Mais encore faut-il que la lettre ne suffise pas.
En second lieu, l’office de dire le droit peut conduire le juge à faire le droit et donc, par cette entrefaite, à devenir lui-même une source de droit.
C’est ainsi que face au silence de la loi, c’est bien au juge qu’il incombe de faire le droit, afin de pouvoir l’appliquer et les constructions prétoriennes issues de l’office du juge qui a statué praeter legem ne manquent pas (troubles anormaux du voisinage, abus de droit…).
Mais encore faut-il que les solutions nécessaires au juge, pour rendre le droit, ne se trouvent pas dans la loi.
En troisième lieu, si « le juge est la bouche qui prononce les paroles de la loi » (Montesquieu, De l’esprit des lois, 1748, Livre XI, Chapitre VI), il s’impose que lorsque la loi existe et qu’elle est parfaitement claire, le juge se doit impérieusement de l’appliquer !
La loi est votée par la représentation nationale qui est élue et promulguée au nom du peuple française en vertu de l’article 56 de la Constitution, de sorte qu’il n’incombe très certainement pas au juge de la réécrire lorsqu’elle est parfaitement compréhensible.
Montesquieu n’a jamais reconnu d’autres pouvoirs au juge que celui de juger et non de légiférer et c’est bien ce qui interpelle à la lecture de l’arrêt du 21 mars 2024, lorsqu’en toute transparence la Cour de cassation expose les raisons pour lesquelles elle a pu décider, en juin et en octobre 2017, d’écarter en toute conscience, et de façon contra legem, les dispositions de l’article L 243-1-1-II du code des assurances :
« Ce revirement de jurisprudence poursuivait, en premier lieu, un objectif de simplification en ne distinguant plus selon que l’élément d’équipement était d’origine ou seulement adjoint à l’existant, lorsque les dommages l’affectant rendaient l’ouvrage en lui-même impropre à sa destination. »
« Il visait, en second lieu, à assurer une meilleure protection des maîtres de l’ouvrage, réalisant plus fréquemment des travaux de rénovation ou d’amélioration de l’habitant existant. »
« Ces objectifs n’ont, toutefois, pas été atteints. »

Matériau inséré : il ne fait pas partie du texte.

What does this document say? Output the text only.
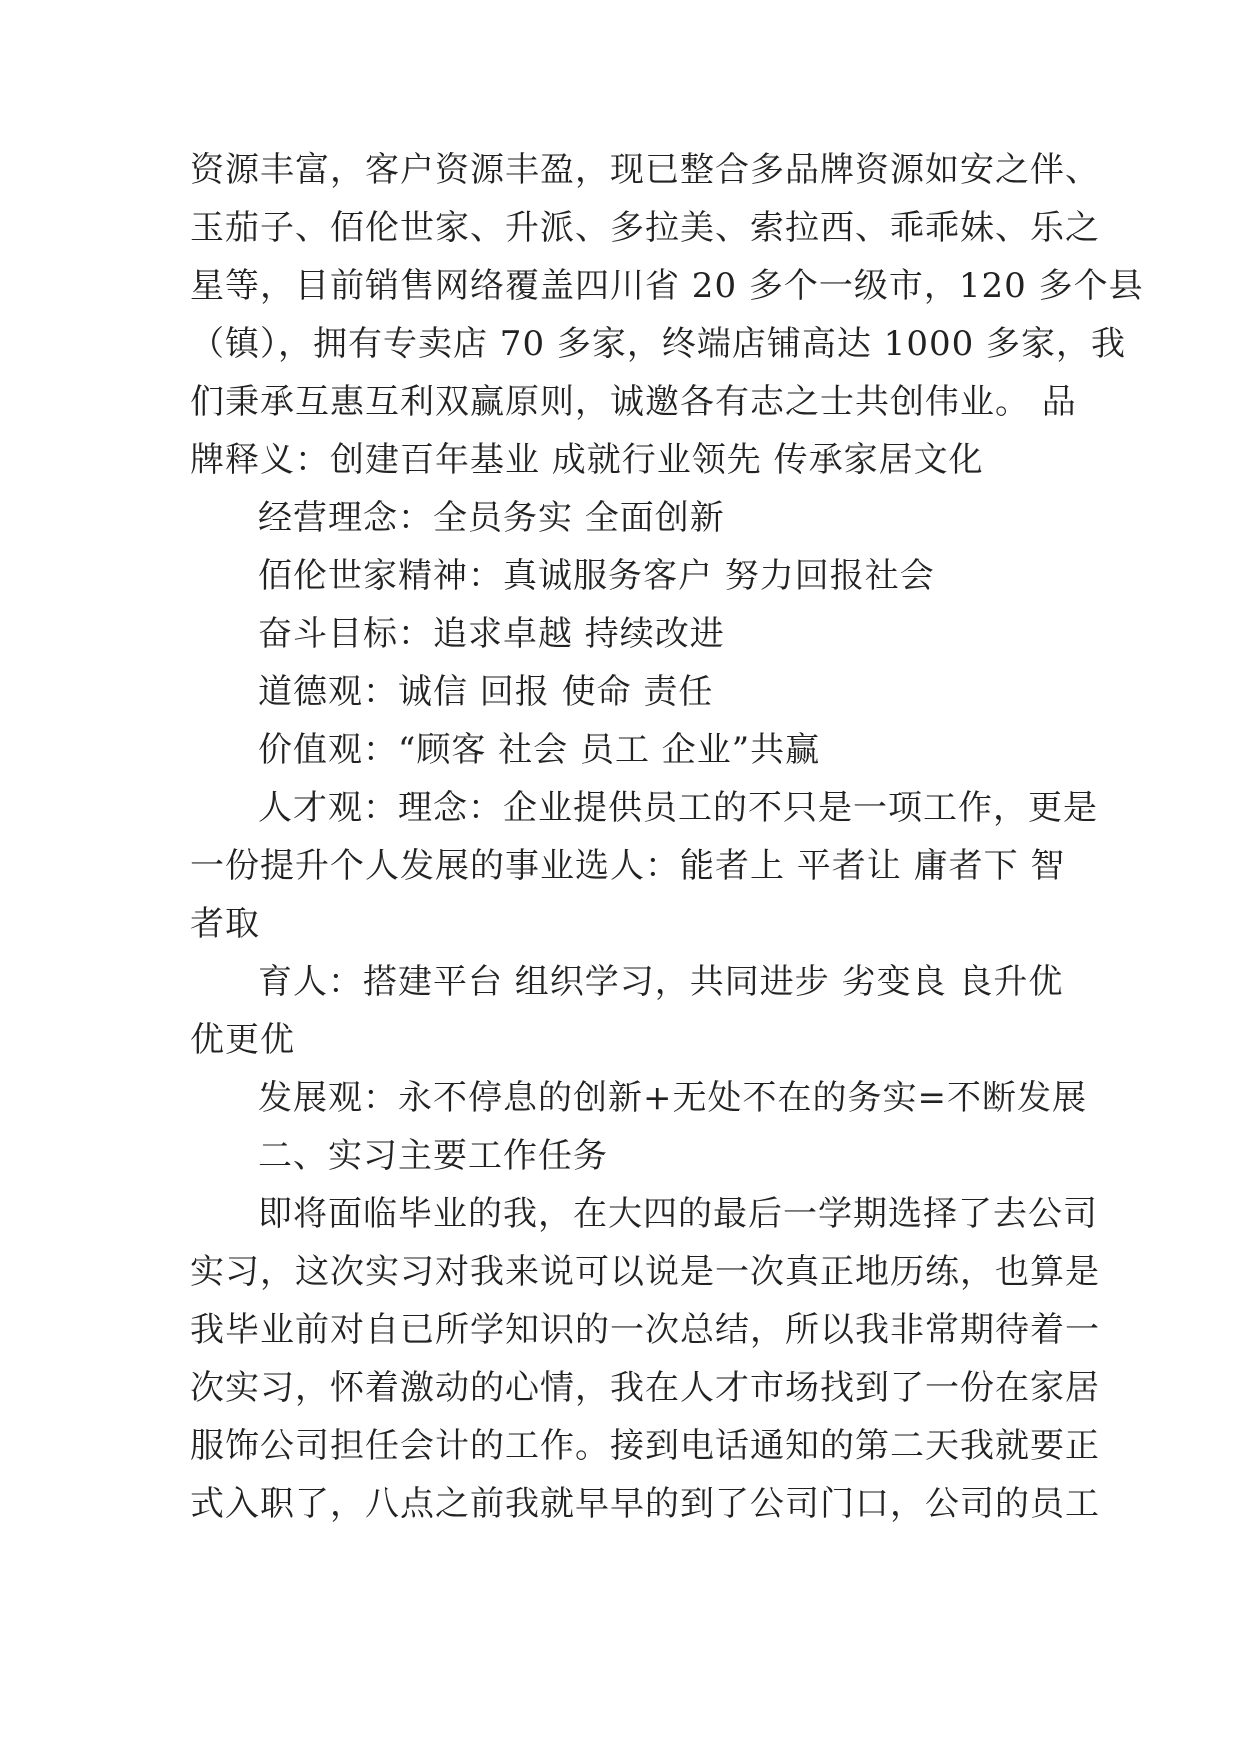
资源丰富，客户资源丰盈，现已整合多品牌资源如安之伴、
玉茄子、佰伦世家、升派、多拉美、索拉西、乖乖妹、乐之
星等，目前销售网络覆盖四川省 20 多个一级市，120 多个县
（镇），拥有专卖店 70 多家，终端店铺高达 1000 多家，我
们秉承互惠互利双赢原则，诚邀各有志之士共创伟业。 品
牌释义：创建百年基业 成就行业领先 传承家居文化
经营理念：全员务实 全面创新
佰伦世家精神：真诚服务客户 努力回报社会
奋斗目标：追求卓越 持续改进
道德观：诚信 回报 使命 责任
价值观：“顾客 社会 员工 企业”共赢
人才观：理念：企业提供员工的不只是一项工作，更是
一份提升个人发展的事业选人：能者上 平者让 庸者下 智
者取
育人：搭建平台 组织学习，共同进步 劣变良 良升优
优更优
发展观：永不停息的创新+无处不在的务实=不断发展
二、实习主要工作任务
即将面临毕业的我，在大四的最后一学期选择了去公司
实习，这次实习对我来说可以说是一次真正地历练，也算是
我毕业前对自已所学知识的一次总结，所以我非常期待着一
次实习，怀着激动的心情，我在人才市场找到了一份在家居
服饰公司担任会计的工作。接到电话通知的第二天我就要正
式入职了，八点之前我就早早的到了公司门口，公司的员工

A cet égard, contrairement à ce qu’elle écrit dans son arrêt, la Cour de cassation n’a pas simplement « précisé », en 2017, la « portée des règles » qu’elle avait précédemment établies, puisqu’elle a purement et simplement écarté l’application des dispositions de l’article L 243-1-1-II du code des assurances, pour imposer une analyse parfaitement contraire à la loi ayant vocation à faire jurisprudence.
Au regard des seuls principes, le travail de réflexion de la Cour de cassation qui est exposé 7 ans plus tard dans l’arrêt du 21 mars 2024 relevait plus certainement de la compétence du législateur, s’il était advenu nécessaire de procéder à une réécriture de l’ordonnance n°2005-658 du 8 juin 2005.
De la même façon que c’est au législateur qu’il revient de procéder à des études d’impact concernant l’application du droit et non nécessairement au juge de se substituer à lui, pour adapter sa jurisprudence en gré de ses analyses.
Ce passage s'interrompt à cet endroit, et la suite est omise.